Our country is on fire. Every year we have bushfires, but this time it feels different – this is not the normal ‘circle of life’ where sources of growth and regeneration emerge. There is a very real possibility that some already-endangered wildlife species will become extinct, and indeed we are being told that entire ecosystems will likely be lost. The toll on human lives and businesses is not yet fully known, and it’s still early in the season. We will have to sit with this ‘known unknown’ for some time.
And while the human response from around the world has shown our collective ability to feel connection, compassion and respond in the moment to a crisis, we still find it difficult to deal with the long-term systemic changes needed to arrest climate change. The scale and implications are almost incomprehensible, and it sends us into denial, numbness and despair. Underneath it all there are plenty of power, authority and greed dynamics playing out. It is complex, unknown and challenges many of our current assumptions, habits and behaviours.

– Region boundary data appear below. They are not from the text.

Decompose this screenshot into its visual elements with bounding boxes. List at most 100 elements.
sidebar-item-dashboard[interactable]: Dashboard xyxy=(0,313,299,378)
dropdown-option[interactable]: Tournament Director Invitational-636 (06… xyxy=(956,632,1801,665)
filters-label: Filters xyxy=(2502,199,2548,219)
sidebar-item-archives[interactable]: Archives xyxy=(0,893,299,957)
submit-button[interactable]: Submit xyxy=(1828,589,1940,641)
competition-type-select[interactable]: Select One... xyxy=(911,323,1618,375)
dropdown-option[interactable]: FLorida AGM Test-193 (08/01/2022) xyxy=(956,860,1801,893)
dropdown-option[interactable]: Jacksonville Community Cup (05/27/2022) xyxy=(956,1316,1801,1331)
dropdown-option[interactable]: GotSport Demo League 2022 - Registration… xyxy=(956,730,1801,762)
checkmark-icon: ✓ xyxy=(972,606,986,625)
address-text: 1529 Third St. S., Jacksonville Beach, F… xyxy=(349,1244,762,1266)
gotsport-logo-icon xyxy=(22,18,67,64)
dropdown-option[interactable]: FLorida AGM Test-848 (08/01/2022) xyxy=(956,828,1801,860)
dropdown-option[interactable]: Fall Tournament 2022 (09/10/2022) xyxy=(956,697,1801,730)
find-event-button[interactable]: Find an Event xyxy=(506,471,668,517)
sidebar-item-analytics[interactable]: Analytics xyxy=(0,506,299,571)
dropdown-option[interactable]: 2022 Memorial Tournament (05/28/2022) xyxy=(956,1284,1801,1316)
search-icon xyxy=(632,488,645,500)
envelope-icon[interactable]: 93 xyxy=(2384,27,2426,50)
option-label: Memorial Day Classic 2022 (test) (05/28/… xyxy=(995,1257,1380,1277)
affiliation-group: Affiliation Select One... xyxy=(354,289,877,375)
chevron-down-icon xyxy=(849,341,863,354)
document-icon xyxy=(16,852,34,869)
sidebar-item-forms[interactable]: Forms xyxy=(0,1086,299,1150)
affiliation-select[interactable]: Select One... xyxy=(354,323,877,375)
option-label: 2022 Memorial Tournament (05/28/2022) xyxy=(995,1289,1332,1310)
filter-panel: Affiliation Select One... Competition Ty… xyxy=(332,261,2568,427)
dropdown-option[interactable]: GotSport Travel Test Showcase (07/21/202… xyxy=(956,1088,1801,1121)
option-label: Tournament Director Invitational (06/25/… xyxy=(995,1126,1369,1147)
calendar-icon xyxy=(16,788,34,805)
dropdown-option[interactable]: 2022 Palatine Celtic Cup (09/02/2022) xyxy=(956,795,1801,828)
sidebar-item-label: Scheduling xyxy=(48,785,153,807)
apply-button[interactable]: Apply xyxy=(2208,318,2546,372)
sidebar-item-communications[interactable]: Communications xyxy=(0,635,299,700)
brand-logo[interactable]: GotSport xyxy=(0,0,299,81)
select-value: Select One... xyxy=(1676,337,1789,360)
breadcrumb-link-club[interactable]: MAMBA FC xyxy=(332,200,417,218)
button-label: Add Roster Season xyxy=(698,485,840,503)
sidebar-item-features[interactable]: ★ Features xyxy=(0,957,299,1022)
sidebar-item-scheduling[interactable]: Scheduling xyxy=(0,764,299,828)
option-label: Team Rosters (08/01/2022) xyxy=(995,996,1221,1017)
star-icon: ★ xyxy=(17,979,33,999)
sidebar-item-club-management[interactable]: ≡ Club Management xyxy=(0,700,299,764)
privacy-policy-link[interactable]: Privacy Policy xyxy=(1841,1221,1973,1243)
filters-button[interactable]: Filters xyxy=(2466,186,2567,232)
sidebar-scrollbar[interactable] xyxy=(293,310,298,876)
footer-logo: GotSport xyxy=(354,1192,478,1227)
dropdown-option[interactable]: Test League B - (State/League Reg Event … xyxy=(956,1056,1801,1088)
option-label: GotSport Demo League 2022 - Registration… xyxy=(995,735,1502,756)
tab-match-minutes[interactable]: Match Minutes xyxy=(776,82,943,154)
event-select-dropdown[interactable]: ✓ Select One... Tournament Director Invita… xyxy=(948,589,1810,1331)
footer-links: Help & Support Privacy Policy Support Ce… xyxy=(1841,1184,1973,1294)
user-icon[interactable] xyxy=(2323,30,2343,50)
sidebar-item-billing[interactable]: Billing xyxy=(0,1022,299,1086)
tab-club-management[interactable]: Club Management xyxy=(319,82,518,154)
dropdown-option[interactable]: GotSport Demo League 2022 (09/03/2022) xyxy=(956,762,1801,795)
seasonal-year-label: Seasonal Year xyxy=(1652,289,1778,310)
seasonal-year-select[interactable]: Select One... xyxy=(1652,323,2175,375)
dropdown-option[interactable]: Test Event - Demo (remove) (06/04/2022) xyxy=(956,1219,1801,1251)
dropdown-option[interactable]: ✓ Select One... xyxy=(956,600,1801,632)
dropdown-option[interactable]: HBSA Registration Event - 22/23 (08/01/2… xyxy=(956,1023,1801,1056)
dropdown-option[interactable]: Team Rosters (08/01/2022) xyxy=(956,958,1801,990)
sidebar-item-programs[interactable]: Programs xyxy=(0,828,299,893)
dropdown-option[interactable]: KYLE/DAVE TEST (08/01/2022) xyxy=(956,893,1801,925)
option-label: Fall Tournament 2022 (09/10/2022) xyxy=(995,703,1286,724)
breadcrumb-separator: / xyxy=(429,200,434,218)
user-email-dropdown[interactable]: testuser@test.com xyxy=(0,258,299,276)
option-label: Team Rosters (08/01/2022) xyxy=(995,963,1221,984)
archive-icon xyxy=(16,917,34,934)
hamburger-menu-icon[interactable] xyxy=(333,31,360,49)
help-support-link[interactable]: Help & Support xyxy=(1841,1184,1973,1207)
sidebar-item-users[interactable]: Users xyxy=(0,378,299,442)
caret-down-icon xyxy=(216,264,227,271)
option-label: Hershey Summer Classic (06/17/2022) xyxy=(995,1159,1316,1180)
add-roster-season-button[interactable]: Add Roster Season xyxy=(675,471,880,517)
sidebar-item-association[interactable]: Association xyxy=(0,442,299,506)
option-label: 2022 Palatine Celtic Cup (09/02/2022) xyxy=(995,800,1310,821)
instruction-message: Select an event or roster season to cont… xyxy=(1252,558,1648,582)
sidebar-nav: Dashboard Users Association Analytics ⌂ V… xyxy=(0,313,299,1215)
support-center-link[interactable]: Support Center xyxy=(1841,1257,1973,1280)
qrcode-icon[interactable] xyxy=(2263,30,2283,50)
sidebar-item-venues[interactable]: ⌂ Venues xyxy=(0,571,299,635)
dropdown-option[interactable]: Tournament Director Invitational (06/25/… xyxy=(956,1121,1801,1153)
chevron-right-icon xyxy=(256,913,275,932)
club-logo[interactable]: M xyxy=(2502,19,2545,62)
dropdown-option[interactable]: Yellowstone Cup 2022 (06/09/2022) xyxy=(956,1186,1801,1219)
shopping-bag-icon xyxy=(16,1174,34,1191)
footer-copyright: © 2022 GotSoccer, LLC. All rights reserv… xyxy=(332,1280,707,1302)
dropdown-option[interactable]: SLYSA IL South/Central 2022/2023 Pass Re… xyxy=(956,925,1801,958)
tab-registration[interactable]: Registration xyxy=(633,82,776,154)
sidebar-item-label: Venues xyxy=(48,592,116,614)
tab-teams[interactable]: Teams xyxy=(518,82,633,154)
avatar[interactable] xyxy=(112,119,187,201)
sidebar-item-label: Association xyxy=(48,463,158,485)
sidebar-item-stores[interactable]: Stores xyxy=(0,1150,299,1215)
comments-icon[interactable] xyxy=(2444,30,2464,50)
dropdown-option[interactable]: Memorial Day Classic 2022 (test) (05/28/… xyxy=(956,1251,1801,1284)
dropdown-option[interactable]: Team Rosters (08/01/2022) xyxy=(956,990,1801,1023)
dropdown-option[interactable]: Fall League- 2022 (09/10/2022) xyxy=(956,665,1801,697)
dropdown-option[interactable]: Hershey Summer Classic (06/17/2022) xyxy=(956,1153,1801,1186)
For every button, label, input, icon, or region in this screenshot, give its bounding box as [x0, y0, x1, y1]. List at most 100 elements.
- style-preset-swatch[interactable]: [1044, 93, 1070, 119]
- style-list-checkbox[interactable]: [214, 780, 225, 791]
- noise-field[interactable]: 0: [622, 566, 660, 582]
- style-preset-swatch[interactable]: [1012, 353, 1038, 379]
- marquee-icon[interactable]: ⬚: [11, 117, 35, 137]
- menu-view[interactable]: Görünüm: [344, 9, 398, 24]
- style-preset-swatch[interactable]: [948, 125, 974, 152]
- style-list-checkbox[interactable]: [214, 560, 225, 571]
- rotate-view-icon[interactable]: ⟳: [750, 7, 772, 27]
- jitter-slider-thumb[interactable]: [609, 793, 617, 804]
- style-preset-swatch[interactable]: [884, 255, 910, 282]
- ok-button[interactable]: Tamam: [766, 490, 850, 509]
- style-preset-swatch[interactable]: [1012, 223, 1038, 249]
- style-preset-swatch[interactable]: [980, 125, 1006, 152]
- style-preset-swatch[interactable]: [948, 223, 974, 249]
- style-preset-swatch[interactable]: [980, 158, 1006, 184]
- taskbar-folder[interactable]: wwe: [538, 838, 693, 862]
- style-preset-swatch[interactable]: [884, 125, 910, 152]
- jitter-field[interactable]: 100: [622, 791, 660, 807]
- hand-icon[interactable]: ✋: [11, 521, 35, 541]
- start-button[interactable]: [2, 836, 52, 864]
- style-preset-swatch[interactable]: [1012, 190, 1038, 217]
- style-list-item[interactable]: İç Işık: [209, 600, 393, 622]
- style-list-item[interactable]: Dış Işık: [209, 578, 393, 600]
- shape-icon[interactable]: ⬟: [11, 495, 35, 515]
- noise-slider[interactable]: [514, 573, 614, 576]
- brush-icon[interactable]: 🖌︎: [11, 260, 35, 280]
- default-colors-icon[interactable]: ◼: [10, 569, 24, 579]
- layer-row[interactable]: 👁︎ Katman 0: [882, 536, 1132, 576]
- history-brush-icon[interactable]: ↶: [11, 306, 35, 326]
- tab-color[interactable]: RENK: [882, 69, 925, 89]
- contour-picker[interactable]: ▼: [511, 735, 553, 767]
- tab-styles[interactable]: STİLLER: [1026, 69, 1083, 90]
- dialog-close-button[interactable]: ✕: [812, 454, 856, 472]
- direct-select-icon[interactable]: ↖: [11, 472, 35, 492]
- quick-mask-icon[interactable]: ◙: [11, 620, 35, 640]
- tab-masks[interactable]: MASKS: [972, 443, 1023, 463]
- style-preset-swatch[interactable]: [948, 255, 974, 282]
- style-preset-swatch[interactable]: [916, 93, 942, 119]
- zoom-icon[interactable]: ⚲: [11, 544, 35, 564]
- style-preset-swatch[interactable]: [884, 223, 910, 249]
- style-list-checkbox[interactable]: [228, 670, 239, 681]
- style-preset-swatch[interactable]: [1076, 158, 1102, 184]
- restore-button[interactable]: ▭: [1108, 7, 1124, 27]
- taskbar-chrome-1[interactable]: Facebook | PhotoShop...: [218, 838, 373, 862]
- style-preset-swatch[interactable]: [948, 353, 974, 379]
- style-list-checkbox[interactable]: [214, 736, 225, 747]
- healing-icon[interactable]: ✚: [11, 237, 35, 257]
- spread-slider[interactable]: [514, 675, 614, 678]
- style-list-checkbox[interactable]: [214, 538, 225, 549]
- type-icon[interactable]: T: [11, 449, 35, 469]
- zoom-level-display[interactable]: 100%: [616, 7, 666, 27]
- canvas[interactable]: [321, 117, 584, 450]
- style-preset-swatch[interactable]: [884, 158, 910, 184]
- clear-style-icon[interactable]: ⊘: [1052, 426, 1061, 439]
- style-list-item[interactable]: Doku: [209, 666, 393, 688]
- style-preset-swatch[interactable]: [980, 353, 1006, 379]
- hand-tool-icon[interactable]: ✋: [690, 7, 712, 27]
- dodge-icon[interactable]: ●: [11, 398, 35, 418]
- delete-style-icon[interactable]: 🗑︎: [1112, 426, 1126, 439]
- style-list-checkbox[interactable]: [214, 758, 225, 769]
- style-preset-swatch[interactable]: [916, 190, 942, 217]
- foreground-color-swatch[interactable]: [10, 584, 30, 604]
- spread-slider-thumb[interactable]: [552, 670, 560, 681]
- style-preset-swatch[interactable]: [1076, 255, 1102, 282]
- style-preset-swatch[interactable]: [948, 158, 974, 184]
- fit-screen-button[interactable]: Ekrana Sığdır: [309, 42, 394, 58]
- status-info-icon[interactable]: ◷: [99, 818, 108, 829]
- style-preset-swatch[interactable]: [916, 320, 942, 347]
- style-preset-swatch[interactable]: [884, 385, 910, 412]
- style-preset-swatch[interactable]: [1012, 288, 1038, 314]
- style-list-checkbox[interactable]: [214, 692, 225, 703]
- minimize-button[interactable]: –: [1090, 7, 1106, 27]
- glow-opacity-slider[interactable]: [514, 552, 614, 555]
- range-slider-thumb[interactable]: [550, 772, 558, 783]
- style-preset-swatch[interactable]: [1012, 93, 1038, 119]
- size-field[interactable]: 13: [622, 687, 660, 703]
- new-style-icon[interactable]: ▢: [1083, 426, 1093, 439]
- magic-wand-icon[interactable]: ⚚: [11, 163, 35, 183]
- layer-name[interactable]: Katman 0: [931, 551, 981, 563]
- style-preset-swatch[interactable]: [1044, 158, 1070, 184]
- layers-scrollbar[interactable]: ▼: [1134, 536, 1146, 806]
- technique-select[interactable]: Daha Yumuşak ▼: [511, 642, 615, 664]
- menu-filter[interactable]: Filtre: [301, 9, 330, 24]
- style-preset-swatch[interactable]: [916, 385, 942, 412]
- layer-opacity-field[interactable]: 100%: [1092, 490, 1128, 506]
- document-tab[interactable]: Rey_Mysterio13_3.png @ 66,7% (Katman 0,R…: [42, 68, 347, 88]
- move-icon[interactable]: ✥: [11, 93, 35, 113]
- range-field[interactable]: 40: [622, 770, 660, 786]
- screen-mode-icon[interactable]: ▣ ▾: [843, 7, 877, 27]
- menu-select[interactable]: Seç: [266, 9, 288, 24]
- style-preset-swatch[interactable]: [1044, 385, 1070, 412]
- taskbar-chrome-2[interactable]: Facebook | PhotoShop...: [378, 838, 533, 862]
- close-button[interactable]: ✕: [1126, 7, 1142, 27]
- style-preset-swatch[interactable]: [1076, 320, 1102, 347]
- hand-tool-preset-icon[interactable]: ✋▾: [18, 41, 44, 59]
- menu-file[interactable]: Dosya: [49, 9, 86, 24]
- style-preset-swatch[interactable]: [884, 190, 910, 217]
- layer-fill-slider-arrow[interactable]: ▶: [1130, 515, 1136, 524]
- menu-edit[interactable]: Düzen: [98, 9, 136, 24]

It occurs to us that some of the same patterns hold true for genuine organisational transformation. We are often good in a crisis in the moment – everyone sets aside their individual concerns and rallies around the cause that is very tangible ‘in the now’. But what happens in situations where there is no immediate crisis but we know we have to change over the medium to long term in order to thrive (in some cases survive)? Can we really afford denial or to keep propagating initiatives aimed at maintaining the very processes and systems we need to change? Can we just ‘positive think’ our way through it? The answer is clearly no, but how we shift into a different way of thinking and behaving is not easy and requires a maturity around collective outcomes that may feel threatening to some.
This is the very essence of enterprise leadership. We need to bias outcomes for the entire system and take actions at a very local level that help those outcomes. We can’t afford to give in to despair or the false sense of optimism that comes from putting a positive spin on everything just because we can’t tolerate the sheer magnitude of complexity.
So, where do you start in these complex and challenging times for organisational transformation?
1. Get clear on the story. Is the Executive team clear on the journey ahead and do they all talk to the same story of where the organisation is heading?
2. Find congruence amongst the various parts – this is the foundation of empathy. This is not smoothing things over until it’s palatable – it is balancing concerns so that a more reasonable conversation can occur.
3. Nudge the system – most significant changes occur through the accumulation of many small acts. Remember that complexity is where we don’t know the answer.